- If you don’t know git, take a day or two to learn (it’s not that hard, and the gitk and git-gui GUI tools can help a lot)
- Read through the existing commit messages to get a feel for the common style – and try use this style in your own commit messages:
- A one-line summary as the 1st line of the commit message. You may wish to start it with ‘applicability:’, e.g. ‘bgpd:’, ‘netlink:’, ‘freebsd:’, etc. This is used for release announcements.
- The body of the commit message, containing a high-level description of the goal of the changes, including the problem being addressed and the reasoning for the commit, on a change by change basis (e.g. per file, even per-function, if that’s appropriate). For a large commit, an introductory overview may be needed.The goal is two-fold: To force the submitter to perform a self-review of the commit (and so catch problems); and to give the reader the required context to review the commit.

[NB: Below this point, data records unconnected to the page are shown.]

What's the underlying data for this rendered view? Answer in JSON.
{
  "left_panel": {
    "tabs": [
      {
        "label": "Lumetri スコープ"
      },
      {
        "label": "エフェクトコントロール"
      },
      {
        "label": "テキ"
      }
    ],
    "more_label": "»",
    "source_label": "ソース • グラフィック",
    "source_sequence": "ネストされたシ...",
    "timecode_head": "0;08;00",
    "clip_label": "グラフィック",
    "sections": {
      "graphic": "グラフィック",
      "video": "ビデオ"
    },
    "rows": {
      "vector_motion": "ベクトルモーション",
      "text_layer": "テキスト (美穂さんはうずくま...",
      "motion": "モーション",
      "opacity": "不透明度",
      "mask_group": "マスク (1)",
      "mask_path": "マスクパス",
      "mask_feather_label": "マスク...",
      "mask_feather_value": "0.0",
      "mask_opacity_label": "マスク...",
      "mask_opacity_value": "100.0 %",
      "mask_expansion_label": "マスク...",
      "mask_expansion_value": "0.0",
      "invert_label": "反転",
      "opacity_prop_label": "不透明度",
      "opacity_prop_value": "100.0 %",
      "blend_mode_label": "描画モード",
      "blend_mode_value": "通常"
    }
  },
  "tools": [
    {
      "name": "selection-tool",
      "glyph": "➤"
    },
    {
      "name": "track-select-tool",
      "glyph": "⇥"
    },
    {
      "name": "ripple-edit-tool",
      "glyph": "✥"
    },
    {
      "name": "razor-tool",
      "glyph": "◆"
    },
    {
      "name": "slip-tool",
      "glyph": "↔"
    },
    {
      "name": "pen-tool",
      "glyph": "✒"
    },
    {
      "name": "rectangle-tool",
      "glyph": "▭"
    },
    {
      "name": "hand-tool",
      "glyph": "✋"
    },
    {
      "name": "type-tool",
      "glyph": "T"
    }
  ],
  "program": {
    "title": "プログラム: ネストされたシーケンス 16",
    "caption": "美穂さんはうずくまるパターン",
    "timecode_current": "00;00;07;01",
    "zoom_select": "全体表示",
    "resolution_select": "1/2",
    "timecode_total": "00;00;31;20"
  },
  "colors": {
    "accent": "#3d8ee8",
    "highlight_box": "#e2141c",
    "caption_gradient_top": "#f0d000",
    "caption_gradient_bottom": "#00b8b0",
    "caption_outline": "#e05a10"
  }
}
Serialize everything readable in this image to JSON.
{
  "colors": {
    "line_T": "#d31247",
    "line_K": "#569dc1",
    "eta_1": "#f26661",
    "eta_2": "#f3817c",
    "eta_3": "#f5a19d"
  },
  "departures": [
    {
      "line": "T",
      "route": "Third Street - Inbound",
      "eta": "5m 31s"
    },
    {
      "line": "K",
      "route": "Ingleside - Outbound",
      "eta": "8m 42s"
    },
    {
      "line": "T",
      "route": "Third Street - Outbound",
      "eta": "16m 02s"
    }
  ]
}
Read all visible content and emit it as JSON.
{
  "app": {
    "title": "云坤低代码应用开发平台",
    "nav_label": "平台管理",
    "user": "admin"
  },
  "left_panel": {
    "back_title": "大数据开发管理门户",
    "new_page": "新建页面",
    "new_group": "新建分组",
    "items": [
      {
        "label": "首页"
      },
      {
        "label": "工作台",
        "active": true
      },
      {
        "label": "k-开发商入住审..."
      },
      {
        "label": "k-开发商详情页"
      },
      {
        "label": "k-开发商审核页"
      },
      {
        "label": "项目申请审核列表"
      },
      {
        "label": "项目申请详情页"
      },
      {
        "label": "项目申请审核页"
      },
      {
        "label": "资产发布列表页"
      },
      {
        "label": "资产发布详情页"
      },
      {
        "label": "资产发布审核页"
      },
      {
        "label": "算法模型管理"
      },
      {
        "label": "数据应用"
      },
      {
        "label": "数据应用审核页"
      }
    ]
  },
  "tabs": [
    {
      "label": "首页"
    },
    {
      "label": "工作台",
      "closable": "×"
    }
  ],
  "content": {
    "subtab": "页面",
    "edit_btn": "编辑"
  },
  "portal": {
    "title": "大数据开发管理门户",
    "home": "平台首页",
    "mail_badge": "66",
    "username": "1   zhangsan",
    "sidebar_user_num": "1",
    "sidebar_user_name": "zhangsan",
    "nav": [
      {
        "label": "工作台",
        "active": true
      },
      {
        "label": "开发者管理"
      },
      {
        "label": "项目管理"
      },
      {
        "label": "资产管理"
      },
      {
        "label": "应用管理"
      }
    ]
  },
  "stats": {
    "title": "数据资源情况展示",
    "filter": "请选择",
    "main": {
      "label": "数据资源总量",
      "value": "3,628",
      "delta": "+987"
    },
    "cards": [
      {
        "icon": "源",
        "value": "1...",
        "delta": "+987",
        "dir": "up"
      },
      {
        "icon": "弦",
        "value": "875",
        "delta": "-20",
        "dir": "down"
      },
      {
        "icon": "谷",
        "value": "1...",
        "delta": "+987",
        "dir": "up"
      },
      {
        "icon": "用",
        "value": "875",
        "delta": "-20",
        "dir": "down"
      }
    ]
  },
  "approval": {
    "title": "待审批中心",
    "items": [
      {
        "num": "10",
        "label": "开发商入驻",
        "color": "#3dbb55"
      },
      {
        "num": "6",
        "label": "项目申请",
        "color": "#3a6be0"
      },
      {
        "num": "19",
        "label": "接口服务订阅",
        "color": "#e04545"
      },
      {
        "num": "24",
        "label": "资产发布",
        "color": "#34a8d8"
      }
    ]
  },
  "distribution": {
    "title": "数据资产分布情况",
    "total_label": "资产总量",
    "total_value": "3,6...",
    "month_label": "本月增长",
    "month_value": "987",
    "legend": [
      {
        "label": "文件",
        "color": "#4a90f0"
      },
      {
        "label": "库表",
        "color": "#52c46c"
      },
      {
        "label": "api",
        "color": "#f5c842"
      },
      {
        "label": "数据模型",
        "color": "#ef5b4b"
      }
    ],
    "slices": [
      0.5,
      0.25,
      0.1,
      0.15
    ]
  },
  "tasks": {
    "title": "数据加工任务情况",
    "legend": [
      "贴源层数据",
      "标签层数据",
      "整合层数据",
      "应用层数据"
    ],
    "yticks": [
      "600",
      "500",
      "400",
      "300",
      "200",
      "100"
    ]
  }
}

- An honest indication of the confidence you have in the patch, including what, if any testing has been done.
- If the patch contains work done by others, e.g. because it is a rework of some other patch, indicate this. Though, ideally, the original patch should be a separate commit, attributed correctly with the –author argument to git-commit.
- Read the HACKING document (parts are out of date though)
- Prepare a branch, based on the Quagga.net master, that contains your changes and nothing else (merges from master are ok; if you need to merge it together with other things for your own purposes, then use another branch – they’re cheap).
- If you like to rebase published branches, please name-space such branches with a ‘volatile/’ prefix.
- Order the commits so the that the safest, least-contraversial commits are earlier in the branch than patches that are less likely to be mergeable. This allows maintainers to, perhaps, still be able to pull part of your branch if some patches are deemed problematic.
- If you have a large and/or less-obviously-safe patch, try to split the patch up into smaller ones. E.g. there may be infrastructural improvements that can be factored out and go in first.
It’s extremely rare that contributors do all of the above. Commit messages in particular are often free-form. Sometimes they describe the problem, but not why the change fixes it. Sometimes the change is described, but without reference to the problem. Sometimes the message is akin to a C-to-english transliteration.
It might seem like a pain to force submitters to spend 5 to 10 minutes to go through their patch and construct a structured, detailed, but high-level description of their patch and their intent. However not doing so forces the reviewer to spend even more time to mentally construct the same. If you have many contributors feeding patches to a small number of maintainers, then it just doesn’t scale unless contributors make an effort to make their patches as reviewable and easy-to-integrate as possible.
In short, try to make life easy for your maintainer. There are several small, maybe even apparently trivial, things you can do quite easily which help reduce their load, and help smooth your patches’ path.
Updates: Git strips out ‘s, so change section recommending patch subjects encode information in them.